Ganti Judul dan ALt sendiri

Ruminten (Episode 7)


 
“Santos, kayaknya kita harus kembali ke Lebong, deh.”, kata Rum.

“Lha, kenapa Mbak?”

Nametag-ku ketinggalan di rumah yang tadi aku menginap.”

“Astaga, Mbak. Yasudah ayo aku antar lagi, untung kita belum lama dari Lebong.”

Setelah membayar sarapannya di warung tadi, Rum dan Santos kembali ke Lebong lagi. Ia mencoba mengamati titik dimana dia menginap tadi malam. Eh ternyata malah kebablasan. Dan ternyata, dia melihat penginapan Mawar yang dia pakai untuk menginap tadi malam sudah dipenuhi dengan garis polisi.

“Mbak, itu kan yang tadi malam Mbak pakai menginap kan?”, tanya Santos kepada Rum.

“Yang mana? Eh,,, iya, kok aneh banget ya. Kenapa malah jadi penuh dengan garis polisi?”

Rum dan Santos pun akhirnya memarkirkan mobilnya di dekat penginapan Mawar. Sementara tujuan Rum mencari nametag sudah terkaburkan oleh dengungan suara mobil polisi dan kericuhan orang-orang di dekat penginapan itu.

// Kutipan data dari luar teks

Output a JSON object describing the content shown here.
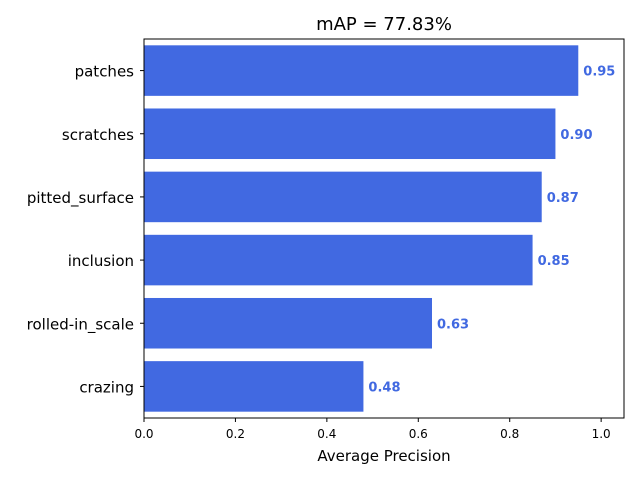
{
  "chart_data": {
    "type": "bar",
    "orientation": "horizontal",
    "title": "mAP = 77.83%",
    "xlabel": "Average Precision",
    "ylabel": "",
    "categories": [
      "patches",
      "scratches",
      "pitted_surface",
      "inclusion",
      "rolled-in_scale",
      "crazing"
    ],
    "values": [
      0.95,
      0.9,
      0.87,
      0.85,
      0.63,
      0.48
    ],
    "value_labels": [
      "0.95",
      "0.90",
      "0.87",
      "0.85",
      "0.63",
      "0.48"
    ],
    "xlim": [
      0,
      1.05
    ],
    "xticks": [
      0.0,
      0.2,
      0.4,
      0.6,
      0.8,
      1.0
    ],
    "xtick_labels": [
      "0.0",
      "0.2",
      "0.4",
      "0.6",
      "0.8",
      "1.0"
    ],
    "grid": false,
    "legend": "none",
    "bar_color": "#4169e1",
    "value_label_color": "#4169e1"
  }
}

Nenek yang diduga oleh Ruminten tadi malam, ternyata sudah meninggal di samping penginapannya. Siapa yang membunuh dan modus apa yang dilakukan, ternyata masih menjadi pertanyaan polisi.

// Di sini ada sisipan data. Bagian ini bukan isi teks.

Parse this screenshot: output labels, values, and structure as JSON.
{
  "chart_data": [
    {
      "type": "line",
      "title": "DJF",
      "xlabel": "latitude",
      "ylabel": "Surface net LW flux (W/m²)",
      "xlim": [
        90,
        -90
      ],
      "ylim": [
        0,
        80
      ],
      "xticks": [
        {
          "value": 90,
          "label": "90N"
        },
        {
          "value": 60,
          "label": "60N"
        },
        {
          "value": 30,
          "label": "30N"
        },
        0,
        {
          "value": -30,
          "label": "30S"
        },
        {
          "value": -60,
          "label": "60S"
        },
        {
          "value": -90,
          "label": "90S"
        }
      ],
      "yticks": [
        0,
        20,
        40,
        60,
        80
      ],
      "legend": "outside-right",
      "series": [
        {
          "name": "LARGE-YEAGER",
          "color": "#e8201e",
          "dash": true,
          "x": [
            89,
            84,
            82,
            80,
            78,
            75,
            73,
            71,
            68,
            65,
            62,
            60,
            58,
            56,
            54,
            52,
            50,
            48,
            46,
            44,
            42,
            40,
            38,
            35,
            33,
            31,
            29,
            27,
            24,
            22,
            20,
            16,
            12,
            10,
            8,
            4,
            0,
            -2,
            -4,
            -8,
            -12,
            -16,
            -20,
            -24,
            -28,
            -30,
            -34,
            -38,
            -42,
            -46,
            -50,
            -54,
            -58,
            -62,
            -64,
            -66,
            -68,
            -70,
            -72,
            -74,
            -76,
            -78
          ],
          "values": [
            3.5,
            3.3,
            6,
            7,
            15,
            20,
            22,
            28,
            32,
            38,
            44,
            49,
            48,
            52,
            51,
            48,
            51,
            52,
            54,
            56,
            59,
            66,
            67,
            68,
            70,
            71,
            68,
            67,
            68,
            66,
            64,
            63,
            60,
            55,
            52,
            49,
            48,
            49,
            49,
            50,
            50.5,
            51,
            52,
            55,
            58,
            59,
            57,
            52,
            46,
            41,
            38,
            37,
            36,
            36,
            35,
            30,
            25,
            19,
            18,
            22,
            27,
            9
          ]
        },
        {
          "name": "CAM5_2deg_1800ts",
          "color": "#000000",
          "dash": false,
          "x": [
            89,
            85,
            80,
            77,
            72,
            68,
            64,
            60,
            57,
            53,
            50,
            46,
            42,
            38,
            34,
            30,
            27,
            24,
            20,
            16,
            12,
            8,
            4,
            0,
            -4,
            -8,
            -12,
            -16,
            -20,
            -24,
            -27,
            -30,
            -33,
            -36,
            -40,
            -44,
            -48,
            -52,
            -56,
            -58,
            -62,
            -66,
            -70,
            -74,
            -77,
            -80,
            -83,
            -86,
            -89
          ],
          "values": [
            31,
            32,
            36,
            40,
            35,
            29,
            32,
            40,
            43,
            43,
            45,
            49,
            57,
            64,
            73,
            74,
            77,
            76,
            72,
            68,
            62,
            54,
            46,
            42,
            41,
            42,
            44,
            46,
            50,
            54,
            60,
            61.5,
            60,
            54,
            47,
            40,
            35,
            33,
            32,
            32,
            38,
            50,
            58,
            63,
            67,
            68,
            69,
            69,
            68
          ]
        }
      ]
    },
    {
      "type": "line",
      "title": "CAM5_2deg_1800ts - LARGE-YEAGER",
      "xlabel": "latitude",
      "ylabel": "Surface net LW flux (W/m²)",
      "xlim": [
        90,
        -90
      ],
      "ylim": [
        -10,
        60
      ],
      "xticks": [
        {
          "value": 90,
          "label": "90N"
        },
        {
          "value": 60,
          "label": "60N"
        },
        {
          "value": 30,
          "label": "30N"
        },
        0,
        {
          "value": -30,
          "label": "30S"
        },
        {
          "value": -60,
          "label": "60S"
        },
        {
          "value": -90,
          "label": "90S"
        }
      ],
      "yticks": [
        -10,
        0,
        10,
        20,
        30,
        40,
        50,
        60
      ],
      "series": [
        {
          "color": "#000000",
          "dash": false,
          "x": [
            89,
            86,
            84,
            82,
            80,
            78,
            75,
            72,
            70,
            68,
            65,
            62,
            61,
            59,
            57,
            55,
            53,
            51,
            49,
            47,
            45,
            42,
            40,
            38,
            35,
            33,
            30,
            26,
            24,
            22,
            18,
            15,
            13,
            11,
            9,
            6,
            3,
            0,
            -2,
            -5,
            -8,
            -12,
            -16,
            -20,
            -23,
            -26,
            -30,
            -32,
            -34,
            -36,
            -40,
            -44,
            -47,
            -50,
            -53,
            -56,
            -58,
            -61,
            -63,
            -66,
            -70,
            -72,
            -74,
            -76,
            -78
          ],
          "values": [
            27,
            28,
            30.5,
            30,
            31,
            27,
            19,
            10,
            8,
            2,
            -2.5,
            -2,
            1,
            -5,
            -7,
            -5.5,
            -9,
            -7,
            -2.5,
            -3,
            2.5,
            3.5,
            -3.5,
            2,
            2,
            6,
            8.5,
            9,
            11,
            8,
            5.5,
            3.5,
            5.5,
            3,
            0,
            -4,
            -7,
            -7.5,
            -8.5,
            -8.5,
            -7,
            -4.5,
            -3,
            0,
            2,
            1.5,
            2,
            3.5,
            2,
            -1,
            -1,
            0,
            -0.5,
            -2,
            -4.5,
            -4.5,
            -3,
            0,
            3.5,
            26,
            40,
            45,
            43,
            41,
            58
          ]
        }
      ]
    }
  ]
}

Tak jauh dari tempatnya berdiri, sebuah mobil berwarna hitam mendekat. Ruminten melihat dari kejauhan, dan ternyata itu adalah mobil Pak Arya. "Ada apa dia datang kesini,", gumamnya. Ruminten terus berdoa semoga dia tidak terlibat dalam kejadian ini. Meskipun dalam hati Ruminten menyimpan banyak pertanyaan, ia ingin mengubur itu semua dan menyimpannya dalam kenangan yang tak ingin ia bongkar kembali.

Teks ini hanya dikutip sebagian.